Plaintiff Never Mentioned Lease Or Fee Recovery In The Premises Liability Suit Until After The Jury Win, With Appellate Court Agreeing With Trial Court’s Construction Of The Fees Clause.
We get the feeling that the 1/2 DCA in Wright v. State of California, Case No. A150165 (1st Dist., Div. 2 July 27, 2018) (unpublished) believed plaintiff somewhat was “pulling a fast one” by not even mentioning that the dispute over which he won a $1.3 million jury verdict really involved a lease with an attorney’s fees clause. As a result, it completely found the trial judge was “spot on” in concluding that the fees clause did not apply and denying an almost $1.2 million fee post-verdict fee request.
The problem here was that plaintiff was suing for a premises liability stair trip outside of the premises he was renting from the State of California. He did not mention the lease in the complaint or prayer for recovery of fees. The trial judge decided that the fees clause was narrow, applying only to a dispute which had to “arise out of the execution of this agreement,” and characterizing the suit for one just like any public member would bring on a premises liability basis rather than a tenant suing under the lease. (Made all the more so because the lease defined the “premises” circumspectly as the house plaintiff was renting from the State.) Plaintiff tried to rely on a “common area” theory which was successful in Hemphill v. Wright Family, LLC, 234 Cal.App.4th 911 (2015), but the lower court correctly found it distinguishable because the jury in the case at issue did not necessarily decide on that issue because the evidence was controverted. The indemnification clause in the lease did not confer fee entitlement because plaintiff’s motion did not rely on this clause and the indemnification clause did not speak to fees or expert costs at all.

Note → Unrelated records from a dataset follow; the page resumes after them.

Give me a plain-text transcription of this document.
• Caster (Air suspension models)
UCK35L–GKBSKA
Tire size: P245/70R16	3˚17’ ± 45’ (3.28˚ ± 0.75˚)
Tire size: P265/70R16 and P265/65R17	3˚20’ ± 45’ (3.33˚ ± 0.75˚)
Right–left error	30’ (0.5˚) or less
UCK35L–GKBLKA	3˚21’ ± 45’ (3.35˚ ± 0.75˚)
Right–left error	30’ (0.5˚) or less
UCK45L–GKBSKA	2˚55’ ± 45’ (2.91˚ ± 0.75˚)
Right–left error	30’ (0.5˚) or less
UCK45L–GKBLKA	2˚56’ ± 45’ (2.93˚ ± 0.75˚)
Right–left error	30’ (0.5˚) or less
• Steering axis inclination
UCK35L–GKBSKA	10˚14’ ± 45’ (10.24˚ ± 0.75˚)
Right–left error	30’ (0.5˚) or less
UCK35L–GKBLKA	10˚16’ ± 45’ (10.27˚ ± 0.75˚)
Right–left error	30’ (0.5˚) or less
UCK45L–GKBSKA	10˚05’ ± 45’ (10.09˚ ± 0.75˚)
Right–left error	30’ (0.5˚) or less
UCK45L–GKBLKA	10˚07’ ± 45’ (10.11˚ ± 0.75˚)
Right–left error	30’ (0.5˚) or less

Here is the bottom line from the appellate panel in affirming the denial of fees: “Wright should not be permitted to bring a statutory tort claim, omit any mention of attorney fees or otherwise bring into play the lease agreement, and thus not risk being saddled with the State’s attorney fees if he lost at trial; and then, having won, subsequently contend that his claim was based on the lease.” (Slip Op., p. 15.)